Total mutual fund folios rose to 26.12 crore in December 2025, with retail mutual fund folios across equity, hybrid, and solution-oriented schemes climbing to 20.28 crore. The structural shift toward retail participation in equity markets — long discussed, often premature as a claim — is now supported by hard numbers across multiple data series.
The structural change, and what it still cannot fix
Dr. Hasan is careful to frame what AI has achieved in precise terms: “The use of AI in financial markets has caused a structural change for the Indian investor, who may now obtain strategic insights without the assistance of an institutional research desk or wealth manager.”
That structural change, though, is not uniform in its benefits. The SEBI data on F&O losses is a reminder that access to tools is not the same as the wisdom to use them. The most active traders are under 30 years of age and earn less than Rs 5 lakh a year, with many having started trading post the COVID-19 pandemic, driven by easy access through mobile apps and online influencers.

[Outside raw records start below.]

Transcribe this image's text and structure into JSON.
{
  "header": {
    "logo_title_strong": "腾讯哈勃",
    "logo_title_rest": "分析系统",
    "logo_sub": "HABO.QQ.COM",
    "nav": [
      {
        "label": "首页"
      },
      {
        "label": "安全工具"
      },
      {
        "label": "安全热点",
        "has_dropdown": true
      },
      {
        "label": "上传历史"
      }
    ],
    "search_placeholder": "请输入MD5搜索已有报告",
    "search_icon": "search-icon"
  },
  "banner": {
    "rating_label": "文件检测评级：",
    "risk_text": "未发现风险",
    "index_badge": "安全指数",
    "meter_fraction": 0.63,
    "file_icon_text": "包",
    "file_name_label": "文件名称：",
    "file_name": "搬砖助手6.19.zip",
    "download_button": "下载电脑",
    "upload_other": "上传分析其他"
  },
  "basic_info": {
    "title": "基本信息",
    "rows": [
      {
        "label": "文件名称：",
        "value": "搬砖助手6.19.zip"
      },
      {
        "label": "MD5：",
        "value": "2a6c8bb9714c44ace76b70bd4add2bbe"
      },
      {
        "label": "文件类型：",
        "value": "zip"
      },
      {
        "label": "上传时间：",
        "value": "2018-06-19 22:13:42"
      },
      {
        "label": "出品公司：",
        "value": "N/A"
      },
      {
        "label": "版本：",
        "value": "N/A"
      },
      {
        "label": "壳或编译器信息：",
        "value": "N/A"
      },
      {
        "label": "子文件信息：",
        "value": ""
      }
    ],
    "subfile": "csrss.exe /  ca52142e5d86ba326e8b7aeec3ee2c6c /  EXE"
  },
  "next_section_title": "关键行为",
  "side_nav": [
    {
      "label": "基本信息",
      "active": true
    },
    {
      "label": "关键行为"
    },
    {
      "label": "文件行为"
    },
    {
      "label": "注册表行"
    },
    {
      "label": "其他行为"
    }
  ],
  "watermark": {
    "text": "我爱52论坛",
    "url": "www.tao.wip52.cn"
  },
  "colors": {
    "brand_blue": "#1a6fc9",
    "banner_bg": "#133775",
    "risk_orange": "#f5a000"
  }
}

The paradox is genuine: the same digital infrastructure that enables AI-powered, disciplined investing also enables frictionless access to high-risk speculation. The tools are available. The judgment is still being formed.

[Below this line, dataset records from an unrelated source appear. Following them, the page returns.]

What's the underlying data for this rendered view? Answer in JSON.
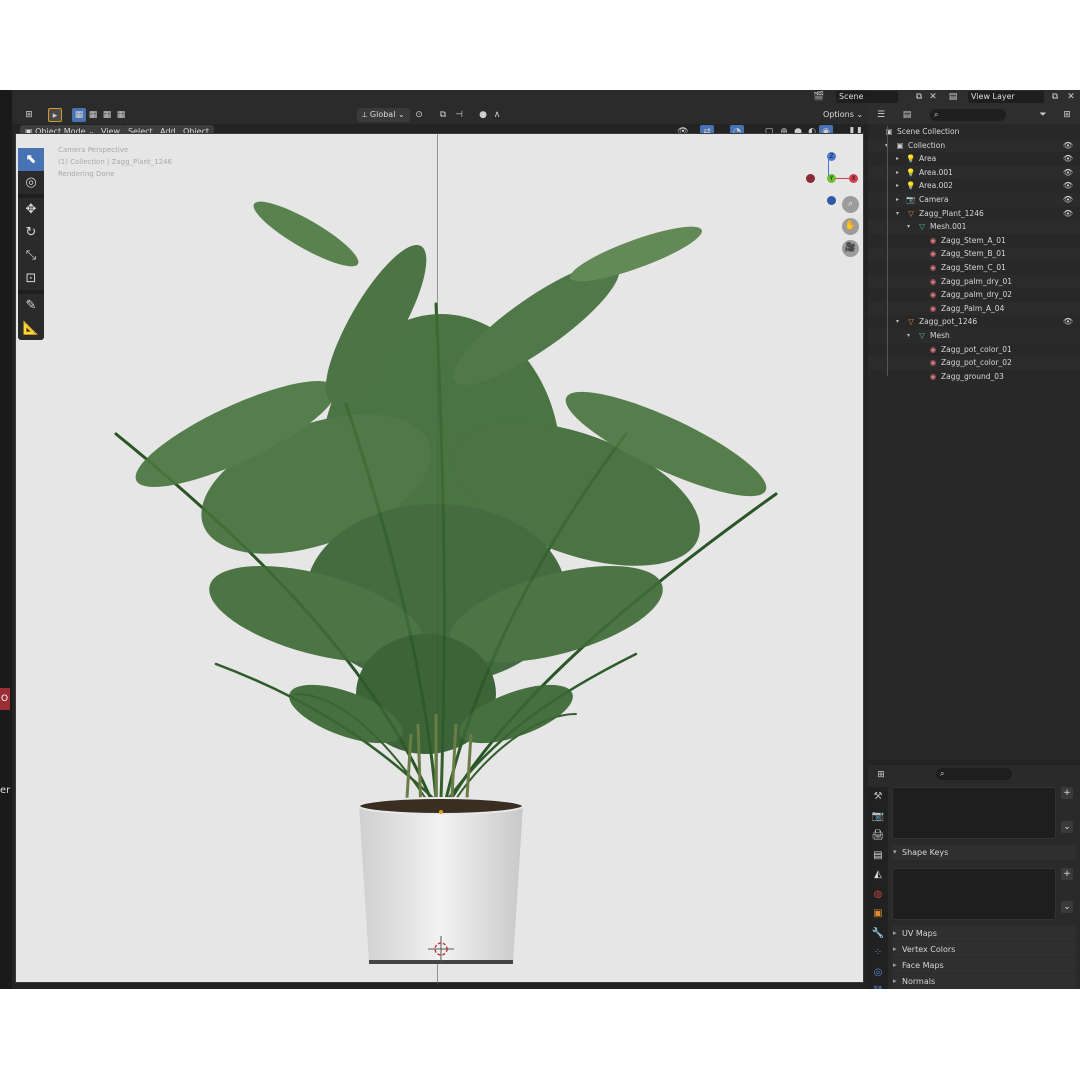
{
  "topbar": {
    "scene_label": "Scene",
    "view_layer_label": "View Layer",
    "options_label": "Options",
    "transform_orientation": "Global"
  },
  "header": {
    "mode": "Object Mode",
    "menus": [
      "View",
      "Select",
      "Add",
      "Object"
    ]
  },
  "viewport": {
    "info_lines": [
      "Camera Perspective",
      "(1) Collection | Zagg_Plant_1246",
      "Rendering Done"
    ],
    "axes": {
      "z": "Z",
      "y": "Y",
      "x": "X"
    },
    "colors": {
      "background": "#e6e6e6",
      "active_tool": "#4772b3"
    }
  },
  "tools": [
    "select-box-icon",
    "cursor-icon",
    "move-icon",
    "rotate-icon",
    "scale-icon",
    "transform-icon",
    "annotate-icon",
    "measure-icon"
  ],
  "outliner": {
    "search_placeholder": "",
    "rows": [
      {
        "label": "Scene Collection",
        "icon": "▣",
        "indent": 0,
        "eye": false
      },
      {
        "label": "Collection",
        "icon": "▣",
        "indent": 1,
        "eye": true
      },
      {
        "label": "Area",
        "icon": "💡",
        "indent": 2,
        "eye": true
      },
      {
        "label": "Area.001",
        "icon": "💡",
        "indent": 2,
        "eye": true
      },
      {
        "label": "Area.002",
        "icon": "💡",
        "indent": 2,
        "eye": true
      },
      {
        "label": "Camera",
        "icon": "📷",
        "indent": 2,
        "eye": true
      },
      {
        "label": "Zagg_Plant_1246",
        "icon": "▽",
        "indent": 2,
        "eye": true
      },
      {
        "label": "Mesh.001",
        "icon": "▽",
        "indent": 3,
        "eye": false
      },
      {
        "label": "Zagg_Stem_A_01",
        "icon": "◉",
        "indent": 4,
        "eye": false,
        "mat": true
      },
      {
        "label": "Zagg_Stem_B_01",
        "icon": "◉",
        "indent": 4,
        "eye": false,
        "mat": true
      },
      {
        "label": "Zagg_Stem_C_01",
        "icon": "◉",
        "indent": 4,
        "eye": false,
        "mat": true
      },
      {
        "label": "Zagg_palm_dry_01",
        "icon": "◉",
        "indent": 4,
        "eye": false,
        "mat": true
      },
      {
        "label": "Zagg_palm_dry_02",
        "icon": "◉",
        "indent": 4,
        "eye": false,
        "mat": true
      },
      {
        "label": "Zagg_Palm_A_04",
        "icon": "◉",
        "indent": 4,
        "eye": false,
        "mat": true
      },
      {
        "label": "Zagg_pot_1246",
        "icon": "▽",
        "indent": 2,
        "eye": true
      },
      {
        "label": "Mesh",
        "icon": "▽",
        "indent": 3,
        "eye": false
      },
      {
        "label": "Zagg_pot_color_01",
        "icon": "◉",
        "indent": 4,
        "eye": false,
        "mat": true
      },
      {
        "label": "Zagg_pot_color_02",
        "icon": "◉",
        "indent": 4,
        "eye": false,
        "mat": true
      },
      {
        "label": "Zagg_ground_03",
        "icon": "◉",
        "indent": 4,
        "eye": false,
        "mat": true
      }
    ]
  },
  "properties": {
    "sections": [
      "Shape Keys",
      "UV Maps",
      "Vertex Colors",
      "Face Maps",
      "Normals"
    ]
  }
}
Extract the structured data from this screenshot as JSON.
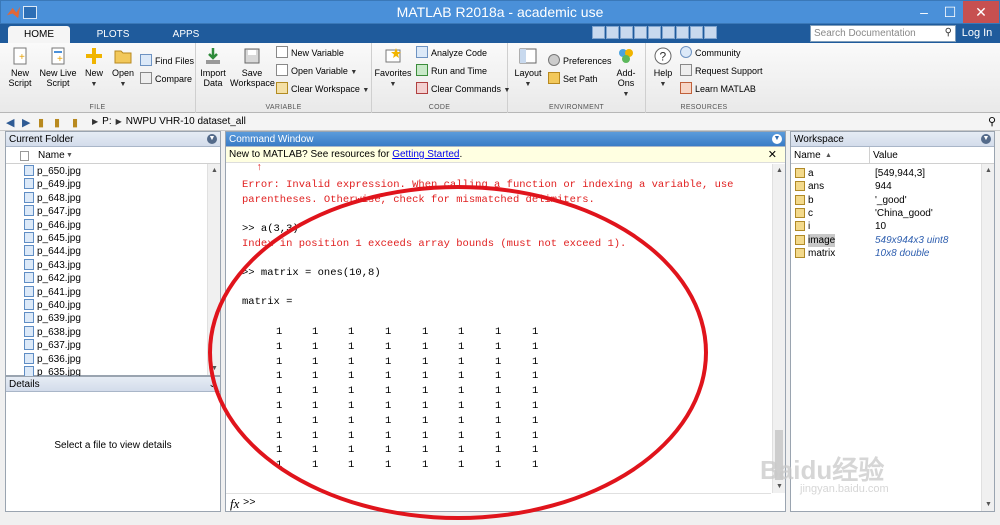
{
  "window": {
    "title": "MATLAB R2018a - academic use"
  },
  "tabs": [
    {
      "label": "HOME",
      "active": true
    },
    {
      "label": "PLOTS",
      "active": false
    },
    {
      "label": "APPS",
      "active": false
    }
  ],
  "search": {
    "placeholder": "Search Documentation",
    "login_label": "Log In"
  },
  "ribbon": {
    "file": {
      "label": "FILE",
      "new_script": "New Script",
      "new_live_script": "New Live Script",
      "new": "New",
      "open": "Open",
      "find_files": "Find Files",
      "compare": "Compare"
    },
    "variable": {
      "label": "VARIABLE",
      "import_data": "Import Data",
      "save_workspace": "Save Workspace",
      "new_variable": "New Variable",
      "open_variable": "Open Variable",
      "clear_workspace": "Clear Workspace"
    },
    "code": {
      "label": "CODE",
      "favorites": "Favorites",
      "analyze_code": "Analyze Code",
      "run_and_time": "Run and Time",
      "clear_commands": "Clear Commands"
    },
    "environment": {
      "label": "ENVIRONMENT",
      "layout": "Layout",
      "preferences": "Preferences",
      "set_path": "Set Path",
      "add_ons": "Add-Ons"
    },
    "resources": {
      "label": "RESOURCES",
      "help": "Help",
      "community": "Community",
      "request_support": "Request Support",
      "learn_matlab": "Learn MATLAB"
    }
  },
  "address": {
    "drive": "P:",
    "folder": "NWPU VHR-10 dataset_all"
  },
  "current_folder": {
    "title": "Current Folder",
    "column": "Name",
    "files": [
      "p_650.jpg",
      "p_649.jpg",
      "p_648.jpg",
      "p_647.jpg",
      "p_646.jpg",
      "p_645.jpg",
      "p_644.jpg",
      "p_643.jpg",
      "p_642.jpg",
      "p_641.jpg",
      "p_640.jpg",
      "p_639.jpg",
      "p_638.jpg",
      "p_637.jpg",
      "p_636.jpg",
      "p_635.jpg"
    ]
  },
  "details": {
    "title": "Details",
    "empty_text": "Select a file to view details"
  },
  "command_window": {
    "title": "Command Window",
    "banner_text": "New to MATLAB? See resources for ",
    "banner_link": "Getting Started",
    "banner_period": ".",
    "error_arrow": "↑",
    "error_line1": "Error: Invalid expression. When calling a function or indexing a variable, use",
    "error_line2": "parentheses. Otherwise, check for mismatched delimiters.",
    "cmd1": ">> a(3,3)",
    "error2": "Index in position 1 exceeds array bounds (must not exceed 1).",
    "cmd2": ">> matrix = ones(10,8)",
    "output_label": "matrix =",
    "matrix": [
      [
        "1",
        "1",
        "1",
        "1",
        "1",
        "1",
        "1",
        "1"
      ],
      [
        "1",
        "1",
        "1",
        "1",
        "1",
        "1",
        "1",
        "1"
      ],
      [
        "1",
        "1",
        "1",
        "1",
        "1",
        "1",
        "1",
        "1"
      ],
      [
        "1",
        "1",
        "1",
        "1",
        "1",
        "1",
        "1",
        "1"
      ],
      [
        "1",
        "1",
        "1",
        "1",
        "1",
        "1",
        "1",
        "1"
      ],
      [
        "1",
        "1",
        "1",
        "1",
        "1",
        "1",
        "1",
        "1"
      ],
      [
        "1",
        "1",
        "1",
        "1",
        "1",
        "1",
        "1",
        "1"
      ],
      [
        "1",
        "1",
        "1",
        "1",
        "1",
        "1",
        "1",
        "1"
      ],
      [
        "1",
        "1",
        "1",
        "1",
        "1",
        "1",
        "1",
        "1"
      ],
      [
        "1",
        "1",
        "1",
        "1",
        "1",
        "1",
        "1",
        "1"
      ]
    ],
    "prompt": ">>",
    "fx": "fx"
  },
  "workspace": {
    "title": "Workspace",
    "col_name": "Name",
    "col_value": "Value",
    "variables": [
      {
        "name": "a",
        "value": "[549,944,3]",
        "italic": false
      },
      {
        "name": "ans",
        "value": "944",
        "italic": false
      },
      {
        "name": "b",
        "value": "'_good'",
        "italic": false
      },
      {
        "name": "c",
        "value": "'China_good'",
        "italic": false
      },
      {
        "name": "i",
        "value": "10",
        "italic": false
      },
      {
        "name": "image",
        "value": "549x944x3 uint8",
        "italic": true
      },
      {
        "name": "matrix",
        "value": "10x8 double",
        "italic": true
      }
    ]
  },
  "watermark": {
    "text": "Baidu经验",
    "sub": "jingyan.baidu.com"
  },
  "colors": {
    "titlebar": "#4a90d9",
    "tabrow": "#1f5b9c",
    "error": "#e02020",
    "annotation": "#e0141c"
  }
}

Dr. Roy puts it this way: “The use of AI-based digital advisory services is especially growing among Gen Z investors in India. AI-driven platforms help provide objective insights that reduce impulsive investment decisions influenced by peer pressure or social media trends.”
For Sarawagi, the honest accounting of where AI ends and human judgment begins is the more important conversation. “AI can improve speed, analysis, and accessibility, but trust in financial decision-making is still built through context, accountability, and a deeper understanding of individual goals.”